Core competences is one of the most important business ideas currently shaping our world. This is one of the key ideas that lie behind the current wave of outsourcing, as businesses concentrate their efforts on things they do well and outsource as much as they can of everything else.
core competencies is recognizing that competition between businesses is as much a race for competence mastery as it is for market position and market power. Senior management cannot focus on all activities of a business and the competencies required to undertake them. So the goal is for management to focus attention on competencies that really affect competitive advantage
In this article we explain the idea and help you use it, on both corporate and personal levels. And by doing so, we show you how you can get ahead of your competition – and stay ahead.
By using the idea, you’ll make the very most of the opportunities open to you:
- You’ll focus your efforts so that you develop a unique level of expertise in areas that really matter to your customers. Because of this, you’ll command the rewards that come with this expertise.
- You’ll learn to develop your own skills in a way that complements your company’s core competences. By building the skills and abilities that your company most values, you’ll win respect and get the career advancement that you want.
The starting point for understanding core competences is understanding that businesses need to have something that customers uniquely value if they’re to make good profits.
“Me too” businesses (with nothing unique to distinguish them from their competition) are doomed to compete on price: The only thing they can do to make themselves the customer’s top choice is drop price. And as other “me too” businesses do the same, profit margins become thinner and thinner.
This is why there’s such an emphasis on building and selling USPs (Unique Selling Points) in business.
If you’re able to offer something uniquely good, customers will want to choose your products and will be willing to pay more for them.

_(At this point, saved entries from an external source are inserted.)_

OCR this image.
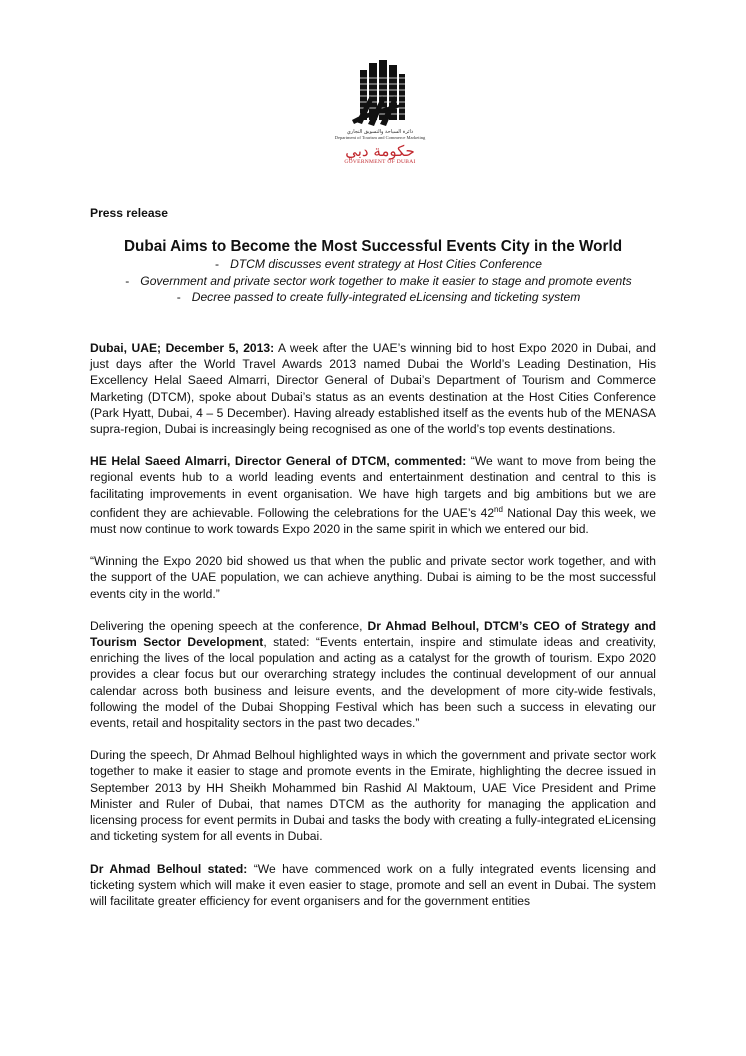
دائرة السياحة والتسويق التجاري
Department of Tourism and Commerce Marketing
حكومة دبي
GOVERNMENT OF DUBAI
Press release
Dubai Aims to Become the Most Successful Events City in the World
- DTCM discusses event strategy at Host Cities Conference
- Government and private sector work together to make it easier to stage and promote events
- Decree passed to create fully-integrated eLicensing and ticketing system

Dubai, UAE; December 5, 2013: A week after the UAE’s winning bid to host Expo 2020 in Dubai, and just days after the World Travel Awards 2013 named Dubai the World’s Leading Destination, His Excellency Helal Saeed Almarri, Director General of Dubai’s Department of Tourism and Commerce Marketing (DTCM), spoke about Dubai’s status as an events destination at the Host Cities Conference (Park Hyatt, Dubai, 4 – 5 December). Having already established itself as the events hub of the MENASA supra-region, Dubai is increasingly being recognised as one of the world’s top events destinations.

HE Helal Saeed Almarri, Director General of DTCM, commented: “We want to move from being the regional events hub to a world leading events and entertainment destination and central to this is facilitating improvements in event organisation. We have high targets and big ambitions but we are confident they are achievable. Following the celebrations for the UAE’s 42nd National Day this week, we must now continue to work towards Expo 2020 in the same spirit in which we entered our bid.

“Winning the Expo 2020 bid showed us that when the public and private sector work together, and with the support of the UAE population, we can achieve anything. Dubai is aiming to be the most successful events city in the world.”

Delivering the opening speech at the conference, Dr Ahmad Belhoul, DTCM’s CEO of Strategy and Tourism Sector Development, stated: “Events entertain, inspire and stimulate ideas and creativity, enriching the lives of the local population and acting as a catalyst for the growth of tourism. Expo 2020 provides a clear focus but our overarching strategy includes the continual development of our annual calendar across both business and leisure events, and the development of more city-wide festivals, following the model of the Dubai Shopping Festival which has been such a success in elevating our events, retail and hospitality sectors in the past two decades.”

During the speech, Dr Ahmad Belhoul highlighted ways in which the government and private sector work together to make it easier to stage and promote events in the Emirate, highlighting the decree issued in September 2013 by HH Sheikh Mohammed bin Rashid Al Maktoum, UAE Vice President and Prime Minister and Ruler of Dubai, that names DTCM as the authority for managing the application and licensing process for event permits in Dubai and tasks the body with creating a fully-integrated eLicensing and ticketing system for all events in Dubai.

Dr Ahmad Belhoul stated: “We have commenced work on a fully integrated events licensing and ticketing system which will make it even easier to stage, promote and sell an event in Dubai. The system will facilitate greater efficiency for event organisers and for the government entities
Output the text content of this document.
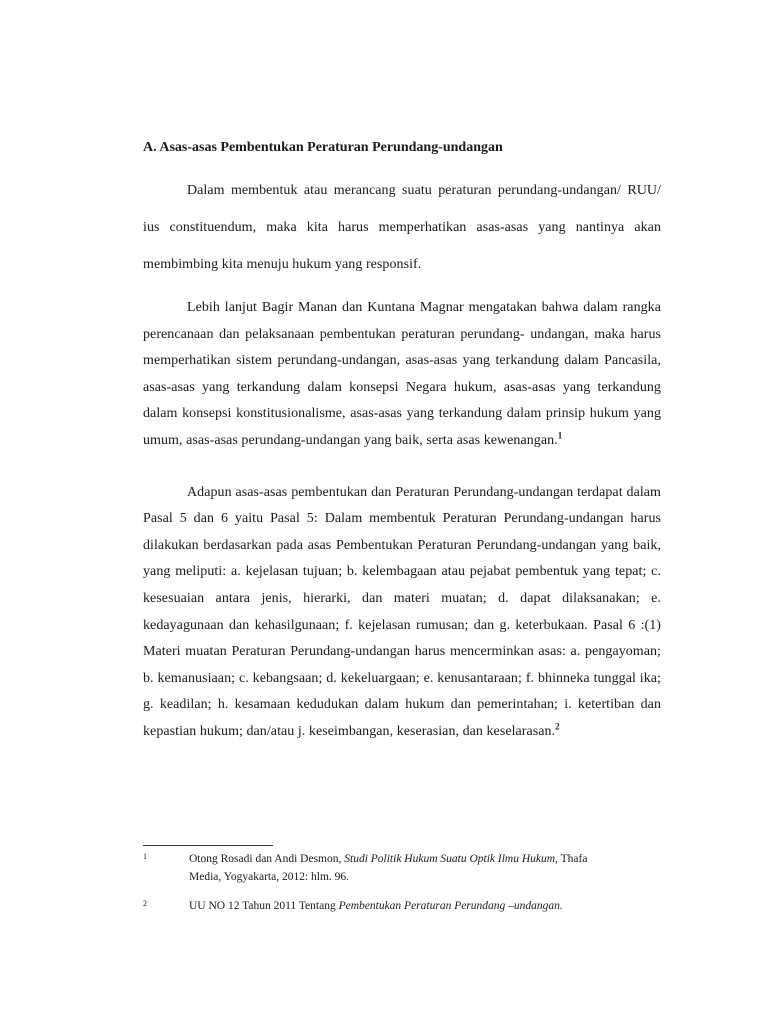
A. Asas-asas Pembentukan Peraturan Perundang-undangan

Dalam membentuk atau merancang suatu peraturan perundang-undangan/ RUU/ ius constituendum, maka kita harus memperhatikan asas-asas yang nantinya akan membimbing kita menuju hukum yang responsif.

Lebih lanjut Bagir Manan dan Kuntana Magnar mengatakan bahwa dalam rangka perencanaan dan pelaksanaan pembentukan peraturan perundang- undangan, maka harus memperhatikan sistem perundang-undangan, asas-asas yang terkandung dalam Pancasila, asas-asas yang terkandung dalam konsepsi Negara hukum, asas-asas yang terkandung dalam konsepsi konstitusionalisme, asas-asas yang terkandung dalam prinsip hukum yang umum, asas-asas perundang-undangan yang baik, serta asas kewenangan.$^1$

Adapun asas-asas pembentukan dan Peraturan Perundang-undangan terdapat dalam Pasal 5 dan 6 yaitu Pasal 5: Dalam membentuk Peraturan Perundang-undangan harus dilakukan berdasarkan pada asas Pembentukan Peraturan Perundang-undangan yang baik, yang meliputi: a. kejelasan tujuan; b. kelembagaan atau pejabat pembentuk yang tepat; c. kesesuaian antara jenis, hierarki, dan materi muatan; d. dapat dilaksanakan; e. kedayagunaan dan kehasilgunaan; f. kejelasan rumusan; dan g. keterbukaan. Pasal 6 :(1) Materi muatan Peraturan Perundang-undangan harus mencerminkan asas: a. pengayoman; b. kemanusiaan; c. kebangsaan; d. kekeluargaan; e. kenusantaraan; f. bhinneka tunggal ika; g. keadilan; h. kesamaan kedudukan dalam hukum dan pemerintahan; i. ketertiban dan kepastian hukum; dan/atau j. keseimbangan, keserasian, dan keselarasan.$^2$

1	Otong Rosadi dan Andi Desmon, Studi Politik Hukum Suatu Optik Ilmu Hukum, Thafa Media, Yogyakarta, 2012: hlm. 96.
2	UU NO 12 Tahun 2011 Tentang Pembentukan Peraturan Perundang –undangan.
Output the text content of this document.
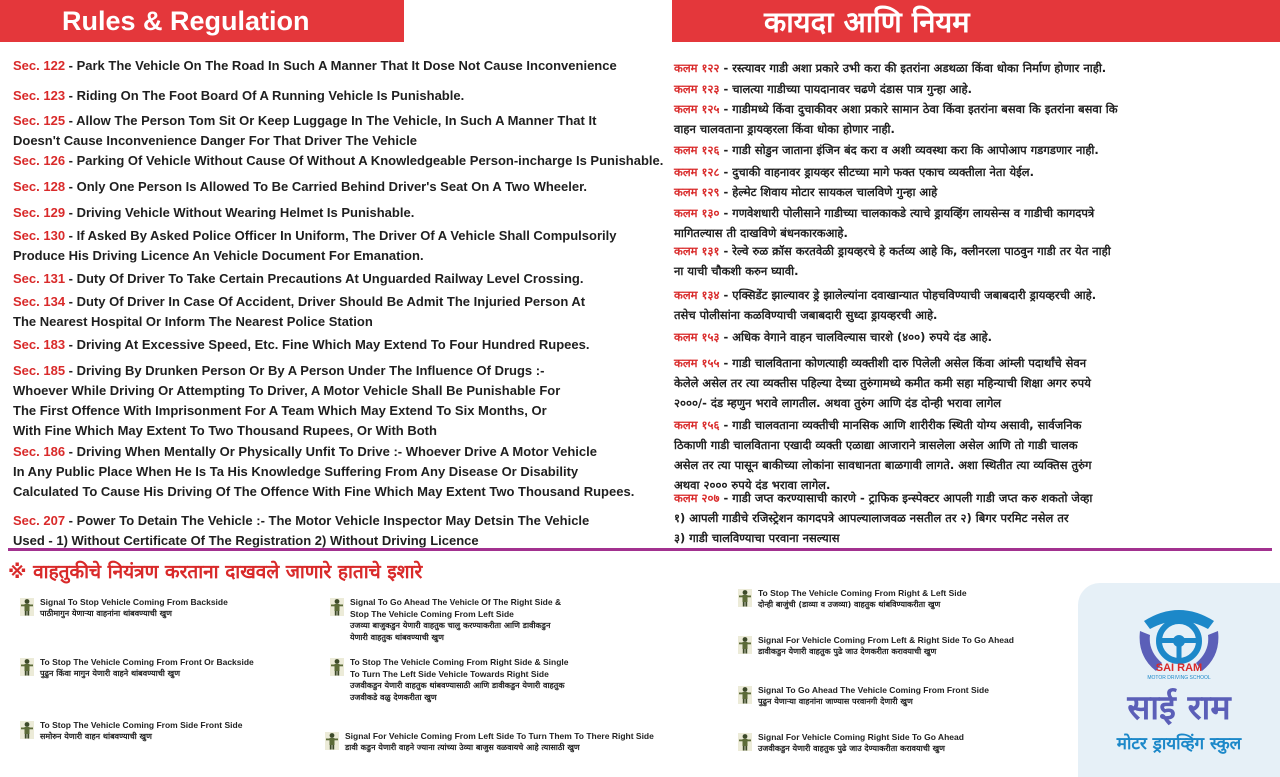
Rules & Regulation	कायदा आणि नियम
Sec. 122 - Park The Vehicle On The Road In Such A Manner That It Dose Not Cause Inconvenience
Sec. 123 - Riding On The Foot Board Of A Running Vehicle Is Punishable.
Sec. 125 - Allow The Person Tom Sit Or Keep Luggage In The Vehicle, In Such A Manner That It
Doesn't Cause Inconvenience Danger For That Driver The Vehicle
Sec. 126 - Parking Of Vehicle Without Cause Of Without A Knowledgeable Person-incharge Is Punishable.
Sec. 128 - Only One Person Is Allowed To Be Carried Behind Driver's Seat On A Two Wheeler.
Sec. 129 - Driving Vehicle Without Wearing Helmet Is Punishable.
Sec. 130 - If Asked By Asked Police Officer In Uniform, The Driver Of A Vehicle Shall Compulsorily
Produce His Driving Licence An Vehicle Document For Emanation.
Sec. 131 - Duty Of Driver To Take Certain Precautions At Unguarded Railway Level Crossing.
Sec. 134 - Duty Of Driver In Case Of Accident, Driver Should Be Admit The Injuried Person At
The Nearest Hospital Or Inform The Nearest Police Station
Sec. 183 - Driving At Excessive Speed, Etc. Fine Which May Extend To Four Hundred Rupees.
Sec. 185 - Driving By Drunken Person Or By A Person Under The Influence Of Drugs :-
Whoever While Driving Or Attempting To Driver, A Motor Vehicle Shall Be Punishable For
The First Offence With Imprisonment For A Team Which May Extend To Six Months, Or
With Fine Which May Extent To Two Thousand Rupees, Or With Both
Sec. 186 - Driving When Mentally Or Physically Unfit To Drive :- Whoever Drive A Motor Vehicle
In Any Public Place When He Is Ta His Knowledge Suffering From Any Disease Or Disability
Calculated To Cause His Driving Of The Offence With Fine Which May Extent Two Thousand Rupees.
Sec. 207 - Power To Detain The Vehicle :- The Motor Vehicle Inspector May Detsin The Vehicle
Used - 1) Without Certificate Of The Registration 2) Without Driving Licence
कलम १२२ - रस्त्यावर गाडी अशा प्रकारे उभी करा की इतरांना अडथळा किंवा धोका निर्माण होणार नाही.
कलम १२३ - चालत्या गाडीच्या पायदानावर चढणे दंडास पात्र गुन्हा आहे.
कलम १२५ - गाडीमध्ये किंवा दुचाकीवर अशा प्रकारे सामान ठेवा किंवा इतरांना बसवा कि इतरांना बसवा कि
वाहन चालवताना ड्रायव्हरला किंवा धोका होणार नाही.
कलम १२६ - गाडी सोडुन जाताना इंजिन बंद करा व अशी व्यवस्था करा कि आपोआप गडगडणार नाही.
कलम १२८ - दुचाकी वाहनावर ड्रायव्हर सीटच्या मागे फक्त एकाच व्यक्तीला नेता येईल.
कलम १२९ - हेल्मेट शिवाय मोटार सायकल चालविणे गुन्हा आहे
कलम १३० - गणवेशधारी पोलीसाने गाडीच्या चालकाकडे त्याचे ड्रायव्हिंग लायसेन्स व गाडीची कागदपत्रे
मागितल्यास ती दाखविणे बंधनकारकआहे.
कलम १३१ - रेल्वे रुळ क्रॉस करतवेळी ड्रायव्हरचे हे कर्तव्य आहे कि, क्लीनरला पाठवुन गाडी तर येत नाही
ना याची चौकशी करुन घ्यावी.
कलम १३४ - एक्सिडेंट झाल्यावर ड्रे झालेल्यांना दवाखान्यात पोहचविण्याची जबाबदारी ड्रायव्हरची आहे.
तसेच पोलीसांना कळविण्याची जबाबदारी सुध्दा ड्रायव्हरची आहे.
कलम १५३ - अधिक वेगाने वाहन चालविल्यास चारशे (४००) रुपये दंड आहे.
कलम १५५ - गाडी चालविताना कोणत्याही व्यक्तीशी दारु पिलेली असेल किंवा आंम्ली पदार्थांचे सेवन
केलेले असेल तर त्या व्यक्तीस पहिल्या देेच्या तुरुंगामध्ये कमीत कमी सहा महिन्याची शिक्षा अगर रुपये
२०००/- दंड म्हणुन भरावे लागतील. अथवा तुरुंग आणि दंड दोन्ही भरावा लागेल
कलम १५६ - गाडी चालवताना व्यक्तीची मानसिक आणि शारीरीक स्थिती योग्य असावी, सार्वजनिक
ठिकाणी गाडी चालविताना एखादी व्यक्ती एळाद्या आजाराने त्रासलेला असेल आणि तो गाडी चालक
असेल तर त्या पासून बाकीच्या लोकांना सावधानता बाळगावी लागते. अशा स्थितीत त्या व्यक्तिस तुरुंग
अथवा २००० रुपये दंड भरावा लागेल.
कलम २०७ - गाडी जप्त करण्यासाची कारणे - ट्राफिक इन्स्पेक्टर आपली गाडी जप्त करु शकतो जेव्हा
१) आपली गाडीचे रजिस्ट्रेशन कागदपत्रे आपल्यालाजवळ नसतील तर २) बिगर परमिट नसेल तर
३) गाडी चालविण्याचा परवाना नसल्यास
※ वाहतुकीचे नियंत्रण करताना दाखवले जाणारे हाताचे इशारे
Signal To Stop Vehicle Coming From Backside
पाठीमागुन येणाऱ्या वाहनांना थांबवण्याची खुण
To Stop The Vehicle Coming From Front Or Backside
पुढुन किंवा मागुन येणारी वाहने थांबवण्याची खुण
To Stop The Vehicle Coming From Side Front Side
समोरुन येणारी वाहन थांबवण्याची खुण
Signal To Go Ahead The Vehicle Of The Right Side &
Stop The Vehicle Coming From Left Side
उजव्या बाजुकडुन येणारी वाहतुक चालु करण्याकरीता आणि डावीकडुन
येणारी वाहतुक थांबवण्याची खुण
To Stop The Vehicle Coming From Right Side & Single
To Turn The Left Side Vehicle Towards Right Side
उजवीकडुन येणारी वाहतुक थांबवण्यासाठी आणि डावीकडुन येणारी वाहतुक
उजवीकडे वळु देणकरीता खुण
Signal For Vehicle Coming From Left Side To Turn Them To There Right Side
डावी कडुन येणारी वाहने ज्याना त्यांच्या उेव्या बाजुस वळवायचे आहे त्यासाठी खुण
To Stop The Vehicle Coming From Right & Left Side
दोन्ही बाजुंची (डाव्या व उजव्या) वाहतुक थांबविण्याकरीता खुण
Signal For Vehicle Coming From Left & Right Side To Go Ahead
डावीकडुन येणारी वाहतुक पुढे जाउ देणकरीता करावयाची खुण
Signal To Go Ahead The Vehicle Coming From Front Side
पुढुन येणाऱ्या वाहनांना जाण्यास परवानगी देणारी खुण
Signal For Vehicle Coming Right Side To Go Ahead
उजवीकडुन येणारी वाहतुक पुढे जाउ देण्याकरीता करावयाची खुण
SAI RAM
MOTOR DRIVING SCHOOL
साई राम
मोटर ड्रायव्हिंग स्कुल
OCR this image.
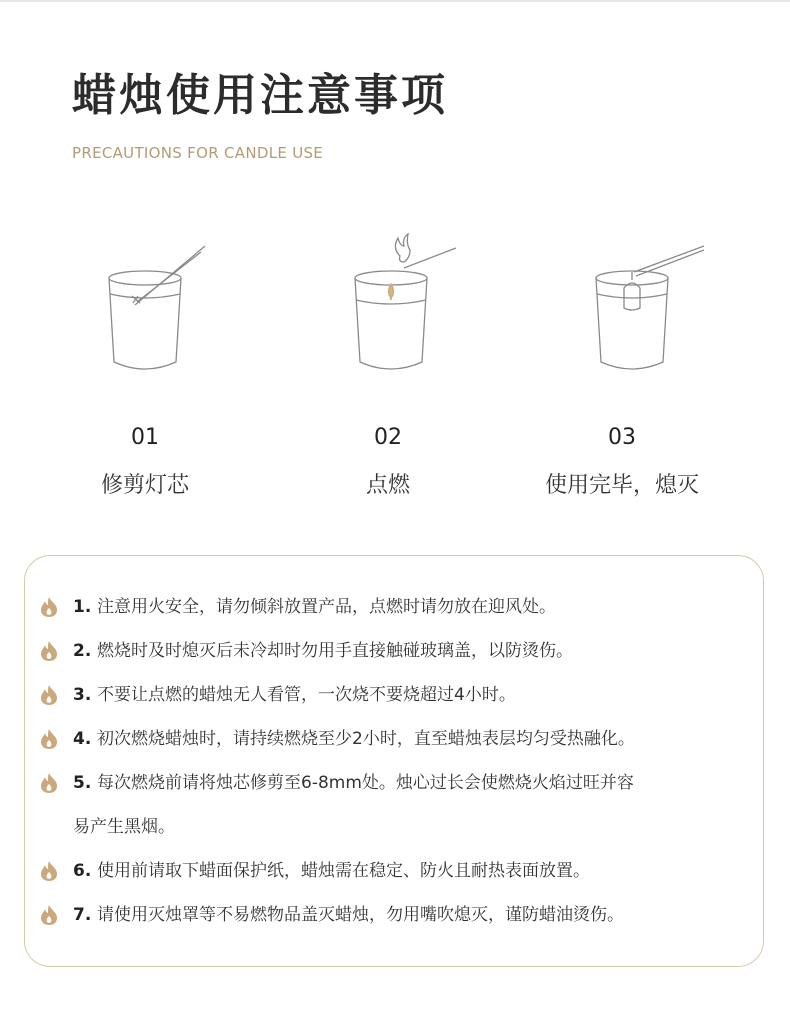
蜡烛使用注意事项
PRECAUTIONS FOR CANDLE USE
01
修剪灯芯
02
点燃
03
使用完毕，熄灭
1. 注意用火安全，请勿倾斜放置产品，点燃时请勿放在迎风处。
2. 燃烧时及时熄灭后未冷却时勿用手直接触碰玻璃盖，以防烫伤。
3. 不要让点燃的蜡烛无人看管，一次烧不要烧超过4小时。
4. 初次燃烧蜡烛时，请持续燃烧至少2小时，直至蜡烛表层均匀受热融化。
5. 每次燃烧前请将烛芯修剪至6-8mm处。烛心过长会使燃烧火焰过旺并容
易产生黑烟。
6. 使用前请取下蜡面保护纸，蜡烛需在稳定、防火且耐热表面放置。
7. 请使用灭烛罩等不易燃物品盖灭蜡烛，勿用嘴吹熄灭，谨防蜡油烫伤。
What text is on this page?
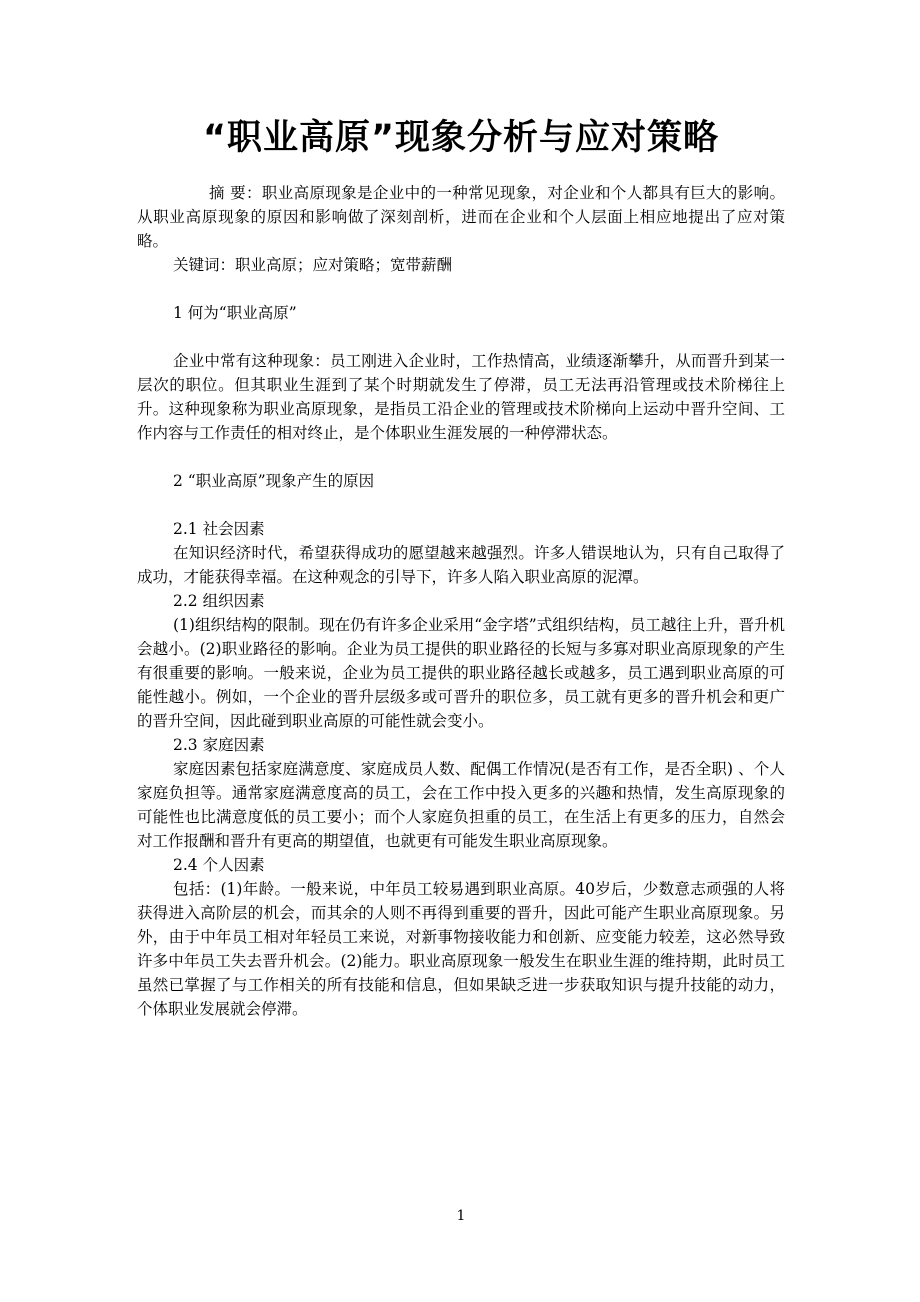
“职业高原”现象分析与应对策略

摘 要：职业高原现象是企业中的一种常见现象，对企业和个人都具有巨大的影响。从职业高原现象的原因和影响做了深刻剖析，进而在企业和个人层面上相应地提出了应对策略。

关键词：职业高原；应对策略；宽带薪酬

1 何为“职业高原”

企业中常有这种现象：员工刚进入企业时，工作热情高，业绩逐渐攀升，从而晋升到某一层次的职位。但其职业生涯到了某个时期就发生了停滞，员工无法再沿管理或技术阶梯往上升。这种现象称为职业高原现象，是指员工沿企业的管理或技术阶梯向上运动中晋升空间、工作内容与工作责任的相对终止，是个体职业生涯发展的一种停滞状态。

2 “职业高原”现象产生的原因

2.1 社会因素

在知识经济时代，希望获得成功的愿望越来越强烈。许多人错误地认为，只有自己取得了成功，才能获得幸福。在这种观念的引导下，许多人陷入职业高原的泥潭。

2.2 组织因素

(1)组织结构的限制。现在仍有许多企业采用“金字塔”式组织结构，员工越往上升，晋升机会越小。(2)职业路径的影响。企业为员工提供的职业路径的长短与多寡对职业高原现象的产生有很重要的影响。一般来说，企业为员工提供的职业路径越长或越多，员工遇到职业高原的可能性越小。例如，一个企业的晋升层级多或可晋升的职位多，员工就有更多的晋升机会和更广的晋升空间，因此碰到职业高原的可能性就会变小。

2.3 家庭因素

家庭因素包括家庭满意度、家庭成员人数、配偶工作情况(是否有工作，是否全职) 、个人家庭负担等。通常家庭满意度高的员工，会在工作中投入更多的兴趣和热情，发生高原现象的可能性也比满意度低的员工要小；而个人家庭负担重的员工，在生活上有更多的压力，自然会对工作报酬和晋升有更高的期望值，也就更有可能发生职业高原现象。

2.4 个人因素

包括：(1)年龄。一般来说，中年员工较易遇到职业高原。40岁后，少数意志顽强的人将获得进入高阶层的机会，而其余的人则不再得到重要的晋升，因此可能产生职业高原现象。另外，由于中年员工相对年轻员工来说，对新事物接收能力和创新、应变能力较差，这必然导致许多中年员工失去晋升机会。(2)能力。职业高原现象一般发生在职业生涯的维持期，此时员工虽然已掌握了与工作相关的所有技能和信息，但如果缺乏进一步获取知识与提升技能的动力，个体职业发展就会停滞。

1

The question, though, is where this uniqueness comes from, and how it can be sustained.
In their key 1990 paper “The Core Competence of the Corporation,” C.K.Prahalad and Gary Hamel argue that “Core Competences” are some of the most important sources of uniqueness: These are the things that a company can do uniquely well, and that no-one else can copy quickly enough to affect competition.
Prahalad and Hamel used examples of slow-growing and now-forgotten mega corporations that failed to recognize and capitalize on their strengths. They compared them with star performers of the 1980s (such as NEC, Canon and Honda), which had a very clear idea of what they were good at, and which grew very fast.
Because these companies were focused on their core competences, and continually worked to build and reinforce them, their products were more advanced than those of their competitors, and customers were prepared to pay more for them. And as they switched effort away from areas where they were weak, and further focused on areas of strength, their products built up more and more of a market lead.
Now you’ll probably find this an attractive idea, and it’s often easy to think about a whole range of things that a company does that it can do well. However, Hamel and Prahalad give three tests to see whether they are true core competences:
- Relevance: Firstly, the competence must give your customer something that strongly influences him or her to choose your product or service. If it does not, then it has no effect on your competitive position and is not a core competence.
- Difficulty of imitation: Secondly, the core competence should be difficult to imitate. This allows you to provide products that are better than those of your competition. And because you’re continually working to improve these skills, means that you can sustain its competitive position.
- Breadth of application: Thirdly, it should be something that opens up a good number of potential markets. If it only opens up a few small, niche markets, then success in these markets will not be enough to sustain significant growth.